I think probably not. This only matters if our priors are nearly identical, and I don't think there is a fully specified objective prior on all possible universes.
Also, I don't think this is the right question to ask. We who have not formed binding per-commitments under a veil of ignorance should be glad of it, and should not pay taxes to imaginary worlds.
Now, if we accept that we want our agents to continue updating (at least until they know what we know) - how do we achieve this?
I suppose there are two routes.
The first is that we do not give them the option to self-modify. I actually think this can be reasonable. We only need to win this battle until the agents reach roughly our level of intelligence, and we probably don't want even an aligned agent messing with its source code until then. This solution probably seems ugly to some, because it involves building an agent that does not tile. However, (perhaps benefiting from the perspective of AEDT w.r.t. rOSI) I don't see this as a terrible problem. I think that not being able to fully trust that you control the actions of your future selves is actually a core embeddedness problem - which appears also in e.g. action corruption. Why assume it away by only studying agents that tile? Also, as I've argued above, the agents that rise to power probably aren't the ones that lock in their policies too early. So, I think it is reasonable to study the pre-tiling phase of agent development.
The second route is to somehow design the agent so that it does not initially want to self-modify. This branches into various approaches. For instance, we could design a UDT agent with a very carefully chosen prior that is cautious of self-modification. And/or perhaps we can build a corrigible agent, which only trusts its designers to modify its code. This may be easier in practice than in theory - because finding self-modifications that seem good may be computationally hard - and in this respect, it's somewhat connected to the first route, in that an agent is less likely to desire self-modification if promising self-modifications seem more difficult to find.
Now the question I've been putting off is - should a human try to implement UDT? I'm still not completely sure about this; mostly because I think there are a multitude of considerations at play in practice.
As I've made clear, I don't think it's wise to implement an aggressive form of UDT that pays rent to some kind of hypothetical mathematical multiverse. We dodged that bullet by being incapable of self-modification before ~adulthood, and we should be glad of it - in the real world, there are essentially no Newcomb-like problems, and I don't think we humans have payed any real cost for failing to implement UDT up to this point, except perhaps those of us who are bad at lying about what we would do under counterfactual circumstances.

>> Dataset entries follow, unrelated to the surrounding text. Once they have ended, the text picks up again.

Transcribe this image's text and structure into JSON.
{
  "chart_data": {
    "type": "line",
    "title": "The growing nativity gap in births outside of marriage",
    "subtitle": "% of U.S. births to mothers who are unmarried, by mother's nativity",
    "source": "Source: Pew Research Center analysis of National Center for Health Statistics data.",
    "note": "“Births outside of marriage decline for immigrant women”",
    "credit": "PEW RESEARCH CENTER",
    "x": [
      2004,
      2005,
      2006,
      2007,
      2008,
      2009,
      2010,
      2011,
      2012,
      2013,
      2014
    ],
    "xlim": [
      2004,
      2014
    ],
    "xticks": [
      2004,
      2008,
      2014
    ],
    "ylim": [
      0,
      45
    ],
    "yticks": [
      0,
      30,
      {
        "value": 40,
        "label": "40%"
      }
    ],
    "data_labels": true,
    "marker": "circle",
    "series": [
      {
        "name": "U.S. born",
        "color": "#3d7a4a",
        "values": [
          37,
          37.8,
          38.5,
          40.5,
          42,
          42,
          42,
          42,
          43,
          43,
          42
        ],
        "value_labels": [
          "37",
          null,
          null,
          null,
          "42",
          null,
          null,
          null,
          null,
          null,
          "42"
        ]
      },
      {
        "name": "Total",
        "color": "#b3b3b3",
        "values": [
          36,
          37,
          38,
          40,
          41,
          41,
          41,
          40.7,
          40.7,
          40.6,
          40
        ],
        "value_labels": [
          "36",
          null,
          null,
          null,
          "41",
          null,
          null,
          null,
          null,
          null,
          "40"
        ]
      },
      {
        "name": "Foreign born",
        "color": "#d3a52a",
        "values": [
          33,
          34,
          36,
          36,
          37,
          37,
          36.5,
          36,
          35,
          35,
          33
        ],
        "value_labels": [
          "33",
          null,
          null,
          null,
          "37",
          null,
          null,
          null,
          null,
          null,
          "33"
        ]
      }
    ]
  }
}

Really, it makes little sense for any organism developing within this physical universe to, at any early phase of its lifecycle, conceptualize a mathematical multiverse. By the time we can even consider such ensembles, we already know a lot of basic information about how our world works - the "ensembles" we seriously consider are usually much less exotic (in fact, this is probably why the mathematical multiverse seems exotic). We learn about UDT late in the game.

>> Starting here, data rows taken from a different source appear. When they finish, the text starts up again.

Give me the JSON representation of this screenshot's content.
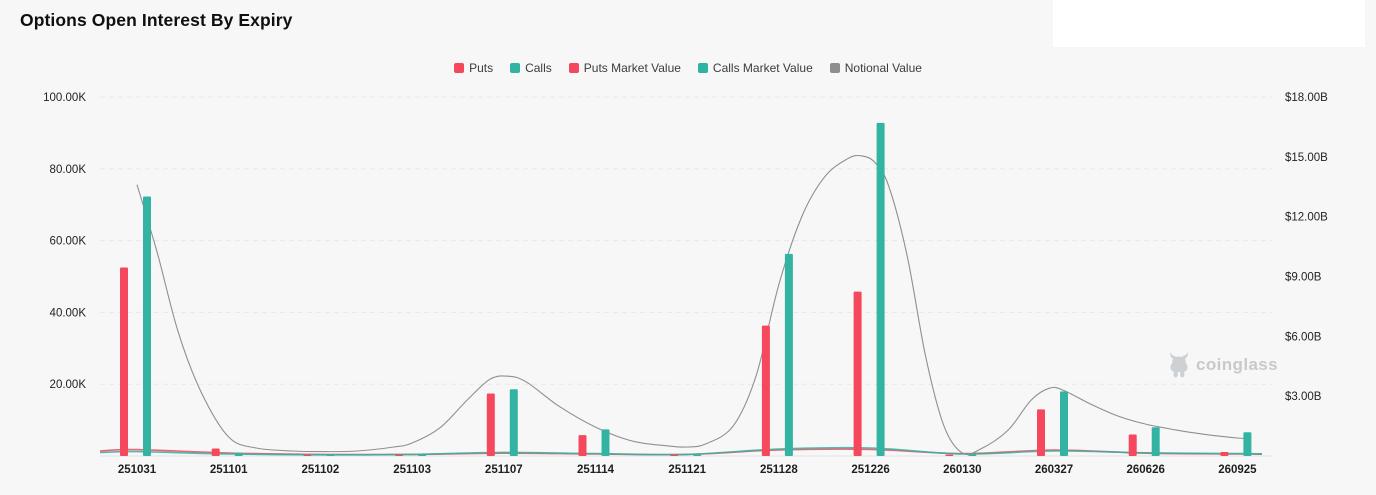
{
  "header": {
    "title": "Options Open Interest By Expiry"
  },
  "legend": {
    "items": [
      {
        "label": "Puts",
        "color": "#f5485d"
      },
      {
        "label": "Calls",
        "color": "#33b4a2"
      },
      {
        "label": "Puts Market Value",
        "color": "#f5485d"
      },
      {
        "label": "Calls Market Value",
        "color": "#2fb3a2"
      },
      {
        "label": "Notional Value",
        "color": "#8e8e8e"
      }
    ]
  },
  "watermark": {
    "label": "coinglass",
    "icon": "bull-logo",
    "color": "#c7c9cc"
  },
  "colors": {
    "background": "#f7f7f8",
    "puts": "#f5485d",
    "calls": "#33b4a2",
    "notional": "#8f8f8f",
    "grid": "#e8e8e8",
    "axis_text": "#232323"
  },
  "chart_data": {
    "type": "bar",
    "title": "Options Open Interest By Expiry",
    "categories": [
      "251031",
      "251101",
      "251102",
      "251103",
      "251107",
      "251114",
      "251121",
      "251128",
      "251226",
      "260130",
      "260327",
      "260626",
      "260925"
    ],
    "left_axis": {
      "unit": "K contracts",
      "tick_values": [
        20,
        40,
        60,
        80,
        100
      ],
      "tick_labels": [
        "20.00K",
        "40.00K",
        "60.00K",
        "80.00K",
        "100.00K"
      ],
      "ylim": [
        0,
        105
      ],
      "grid": "dashed"
    },
    "right_axis": {
      "unit": "$B",
      "tick_values": [
        3,
        6,
        9,
        12,
        15,
        18
      ],
      "tick_labels": [
        "$3.00B",
        "$6.00B",
        "$9.00B",
        "$12.00B",
        "$15.00B",
        "$18.00B"
      ],
      "ylim": [
        0,
        18.9
      ]
    },
    "legend_position": "top-center",
    "series": [
      {
        "name": "Puts",
        "render": "bar",
        "axis": "left",
        "color": "#f5485d",
        "values": [
          52.5,
          2.1,
          0.2,
          0.2,
          17.4,
          5.8,
          0.2,
          36.3,
          45.8,
          0.4,
          13.0,
          6.0,
          1.1
        ]
      },
      {
        "name": "Calls",
        "render": "bar",
        "axis": "left",
        "color": "#33b4a2",
        "values": [
          72.3,
          0.9,
          0.3,
          0.3,
          18.6,
          7.4,
          0.3,
          56.3,
          92.8,
          0.5,
          18.0,
          8.0,
          6.6
        ]
      },
      {
        "name": "Puts Market Value",
        "render": "line",
        "axis": "right",
        "color": "#f5485d",
        "values": [
          0.32,
          0.15,
          0.08,
          0.08,
          0.14,
          0.1,
          0.08,
          0.3,
          0.33,
          0.12,
          0.3,
          0.14,
          0.1
        ]
      },
      {
        "name": "Calls Market Value",
        "render": "line",
        "axis": "right",
        "color": "#2fb3a2",
        "values": [
          0.22,
          0.1,
          0.06,
          0.08,
          0.18,
          0.12,
          0.08,
          0.35,
          0.4,
          0.1,
          0.25,
          0.16,
          0.12
        ]
      },
      {
        "name": "Notional Value",
        "render": "line",
        "axis": "right",
        "color": "#8f8f8f",
        "points": [
          [
            0,
            13.6
          ],
          [
            0.22,
            10.2
          ],
          [
            0.45,
            6.2
          ],
          [
            0.7,
            3.2
          ],
          [
            1,
            0.95
          ],
          [
            1.3,
            0.4
          ],
          [
            1.7,
            0.25
          ],
          [
            2,
            0.22
          ],
          [
            2.4,
            0.25
          ],
          [
            2.8,
            0.45
          ],
          [
            3,
            0.65
          ],
          [
            3.3,
            1.4
          ],
          [
            3.6,
            2.8
          ],
          [
            3.85,
            3.85
          ],
          [
            4.05,
            4.0
          ],
          [
            4.25,
            3.7
          ],
          [
            4.6,
            2.5
          ],
          [
            5,
            1.45
          ],
          [
            5.4,
            0.75
          ],
          [
            5.8,
            0.5
          ],
          [
            6,
            0.45
          ],
          [
            6.2,
            0.6
          ],
          [
            6.5,
            1.5
          ],
          [
            6.75,
            4.0
          ],
          [
            7,
            8.6
          ],
          [
            7.25,
            12.0
          ],
          [
            7.5,
            14.0
          ],
          [
            7.75,
            14.9
          ],
          [
            7.9,
            15.05
          ],
          [
            8.05,
            14.7
          ],
          [
            8.2,
            13.5
          ],
          [
            8.4,
            10.0
          ],
          [
            8.6,
            5.0
          ],
          [
            8.8,
            1.5
          ],
          [
            9,
            0.15
          ],
          [
            9.2,
            0.35
          ],
          [
            9.5,
            1.3
          ],
          [
            9.75,
            2.8
          ],
          [
            9.95,
            3.4
          ],
          [
            10.1,
            3.3
          ],
          [
            10.4,
            2.6
          ],
          [
            10.7,
            2.0
          ],
          [
            11,
            1.6
          ],
          [
            11.4,
            1.25
          ],
          [
            11.7,
            1.05
          ],
          [
            12,
            0.9
          ],
          [
            12.15,
            0.87
          ]
        ]
      }
    ]
  }
}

So, if you're thinking of implementing UDT, I recommend implementing it with respect to some reasonably recent set of beliefs about the world - if you haven't decided already, perhaps everything you know at this moment.

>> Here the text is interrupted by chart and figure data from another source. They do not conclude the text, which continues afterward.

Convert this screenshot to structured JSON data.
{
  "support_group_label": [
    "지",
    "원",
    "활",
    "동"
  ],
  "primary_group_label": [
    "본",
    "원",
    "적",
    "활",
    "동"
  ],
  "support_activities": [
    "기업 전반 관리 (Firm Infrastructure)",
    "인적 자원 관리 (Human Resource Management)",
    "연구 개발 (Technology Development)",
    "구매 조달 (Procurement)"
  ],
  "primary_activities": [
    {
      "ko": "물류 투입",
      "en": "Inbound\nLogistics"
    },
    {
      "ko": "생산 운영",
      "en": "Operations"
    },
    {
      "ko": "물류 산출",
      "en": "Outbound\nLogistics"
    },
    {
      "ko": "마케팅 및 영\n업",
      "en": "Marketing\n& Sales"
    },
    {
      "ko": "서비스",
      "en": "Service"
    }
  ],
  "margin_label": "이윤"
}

However, I think there are a lot of thorny issues here for us mere mortals. Most salient is that we aren't really capable of forming a definitive commitment to UDT; we have to take seriously the possibility that we might be tempted to defect in the future! Also, we can't ignore the complicating issue of computational uncertainty - which makes implementing UDT both more philosophically challenging and more expensive for us. I don't believe that our world is particularly Newcomb-like, so EDT seems like an excellent approximation in practice, even if we were willing and capable of implementing UDT.
But - we should seek to ideally implement something resembling such a conservative form of UDT.